Ciò nonostante, se avesse potuto rispondergli non avrebbe infarcito due pagine di risentimento. Le avrebbe bagnate con le lacrime che adesso si trovava a versare. Perché innamorarsi di lui pur sapendolo di un’altra era stata una debolezza, cedere al suo abbraccio una sciocchezza, ma i sentimenti non seguono una logica e di sicuro non la sua.

E se anche un giorno fosse riuscita ad allontanarsi da ciò che nutriva per quell’uomo distante e in costante pericolo, non avrebbe mai potuto smettere di volergli bene. Sinceramente. Non avrebbe potuto essere altrimenti.

Per questo, la vita doveva andare avanti. Perché quella che stava arrivando meritava che almeno lei fosse presente con il corpo, con la testa e con il cuore.

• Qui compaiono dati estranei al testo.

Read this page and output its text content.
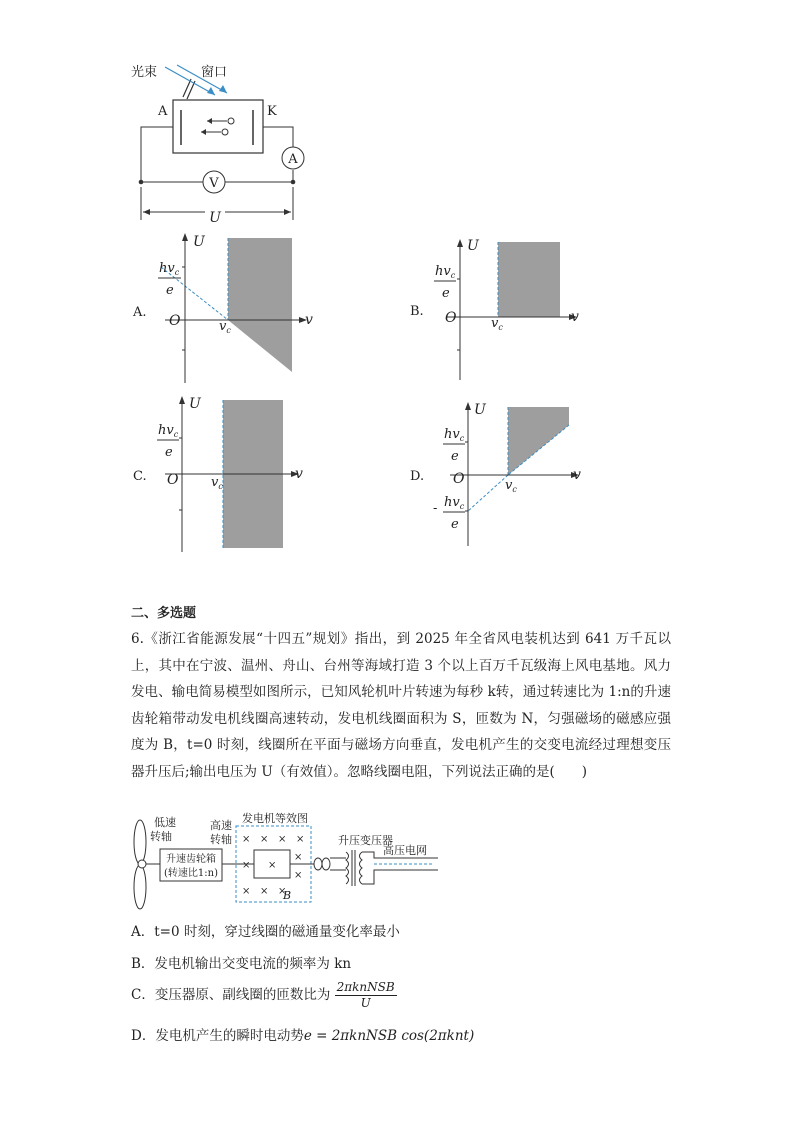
A
V
光束	窗口
A	K
U
A.
U
v
O	$v_c$
$hv_c$
e
B.
U
v
O	$v_c$
$hv_c$
e
C.
U
v
O	$v_c$
$hv_c$
e
D.
U
v
O	$v_c$
$hv_c$
e
- $hv_c$
e
二、多选题
6.《浙江省能源发展“十四五”规划》指出，到 2025 年全省风电装机达到 641 万千瓦以上，其中在宁波、温州、舟山、台州等海域打造 3 个以上百万千瓦级海上风电基地。风力发电、输电简易模型如图所示，已知风轮机叶片转速为每秒 k转，通过转速比为 1:n的升速齿轮箱带动发电机线圈高速转动，发电机线圈面积为 S，匝数为 N，匀强磁场的磁感应强度为 B，t=0 时刻，线圈所在平面与磁场方向垂直，发电机产生的交变电流经过理想变压器升压后;输出电压为 U（有效值）。忽略线圈电阻，下列说法正确的是(　　)
低速
转轴
升速齿轮箱
(转速比1:n)
高速
转轴
发电机等效图
× × × ×
× ×
×
×
× × ×
B
升压变压器
高压电网
A．t=0 时刻，穿过线圈的磁通量变化率最小
B．发电机输出交变电流的频率为 kn
C．变压器原、副线圈的匝数比为 $\frac{\text{2πknNSB}}{U}$
D．发电机产生的瞬时电动势e = 2πknNSB cos(2πknt)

Glielo doveva.

Per la prima volta da che ricordava, non infilò la lettera nel cassetto con quelle che riceveva, ma la guardò prendere fuoco lentamente nel camino.

La carta che bruciava aveva un nonsoché di catartico. Bisogna distruggere per poter ripartire. E lei, Oscar, aveva adesso intenzione di ripartire. Da sé, dal proprio bambino. Un passo alla volta.

E poi la solita richiesta.

Fersen, non morite.

 
 
 
Note: grazie per la lettura! Avrete notato che cambio le cose in corsa, infatti adesso l’indice dei personaggi è un po’ diverso, ma la storia rimane uguale a come l’ho pensata.